Grade I: 365 to 1460 days (1-4 yr)

Grade II: 156 to 1095 days (5 mo - 3 yr)

Grade III: 183 days (6 mo)

Myxoma sarcoma: either amputation or local resection (synovectomy) and has ST of > 2 years even with incomplete excision.

76
Q

What is the most common primary bone tumor in cats?

Most common location?

For appendicular OSA which limbs are the common location?

Common location for axial OSA?

Metastatic risk?

Age?

A

Rare tumors with OSA being most common (70 to 80% of primary bone tumors)

Location: appendicular is twice more common than axial sites.

Appendicular: pelvic limbs more common (distal femur and proximal tibia)

Axial: skull and pelvis most common

Metastatic rate: 5 to 10%, less than dog

Age: 8.5 to 10.7 years

77
Q

What is osteochondroma?

Osteochondromatosis?

A

Osteochondroma: solitary lesions that continue to grow after skeletal maturity in sites not associated with endochondral ossification (skull). Have potential for transformation and metastasis.

Osteochondromatosis (MCE): occurs after skeletal maturity, lesions seldom affects long bones, probably viral rather than familial origin.
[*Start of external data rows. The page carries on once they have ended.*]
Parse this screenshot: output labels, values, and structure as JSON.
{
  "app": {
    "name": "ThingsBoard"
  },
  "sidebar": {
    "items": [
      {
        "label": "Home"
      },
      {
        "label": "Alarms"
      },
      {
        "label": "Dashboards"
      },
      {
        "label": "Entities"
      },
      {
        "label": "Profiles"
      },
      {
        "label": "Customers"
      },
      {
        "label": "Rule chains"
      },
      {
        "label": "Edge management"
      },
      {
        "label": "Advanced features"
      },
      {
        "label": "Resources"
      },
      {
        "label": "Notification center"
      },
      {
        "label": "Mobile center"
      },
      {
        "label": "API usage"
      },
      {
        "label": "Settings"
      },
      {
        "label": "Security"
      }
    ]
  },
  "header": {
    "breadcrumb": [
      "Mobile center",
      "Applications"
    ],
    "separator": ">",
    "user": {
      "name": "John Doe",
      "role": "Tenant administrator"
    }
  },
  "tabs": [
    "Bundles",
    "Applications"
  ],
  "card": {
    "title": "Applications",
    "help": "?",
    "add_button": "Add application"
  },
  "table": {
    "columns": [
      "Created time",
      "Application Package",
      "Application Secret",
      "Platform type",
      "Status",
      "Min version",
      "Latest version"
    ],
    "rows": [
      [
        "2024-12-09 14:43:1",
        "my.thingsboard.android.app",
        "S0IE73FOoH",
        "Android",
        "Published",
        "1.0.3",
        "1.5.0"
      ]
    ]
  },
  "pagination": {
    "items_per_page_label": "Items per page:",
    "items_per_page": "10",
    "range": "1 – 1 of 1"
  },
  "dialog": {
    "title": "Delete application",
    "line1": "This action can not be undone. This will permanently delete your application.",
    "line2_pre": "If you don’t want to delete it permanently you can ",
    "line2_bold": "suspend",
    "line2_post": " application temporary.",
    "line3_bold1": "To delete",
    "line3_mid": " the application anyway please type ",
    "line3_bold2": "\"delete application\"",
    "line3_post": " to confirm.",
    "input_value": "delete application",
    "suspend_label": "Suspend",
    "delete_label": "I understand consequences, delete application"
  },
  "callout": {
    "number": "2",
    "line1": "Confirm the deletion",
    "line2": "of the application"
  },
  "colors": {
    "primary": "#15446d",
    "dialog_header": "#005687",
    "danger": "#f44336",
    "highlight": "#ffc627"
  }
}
Virtually all cats are FeLV positive.

78
Q

Clinical signs associated with feline appendicular OSA?

MCE? Common location?

A

Clinical signs associated with appendicular OSA: lameness, swelling, and deformity.

MCE: rapidly progressing, conspicuous hard swelling over affected site.

Location: scapula, vertebrae, and mandible

79
Q

MST for feline appendicular OSA?

Axial OSA?

A

Treatment is amputation for appendicular OSA which has MST if 24 to 44 months.

The MST for axial OSA is 6.7 months due to inability of achieving complete resection.

80
Q

Frequency of FSA, CSA, HSA in cats and order?

A

Rare tumors with the following order: FSA>CSA>HSA.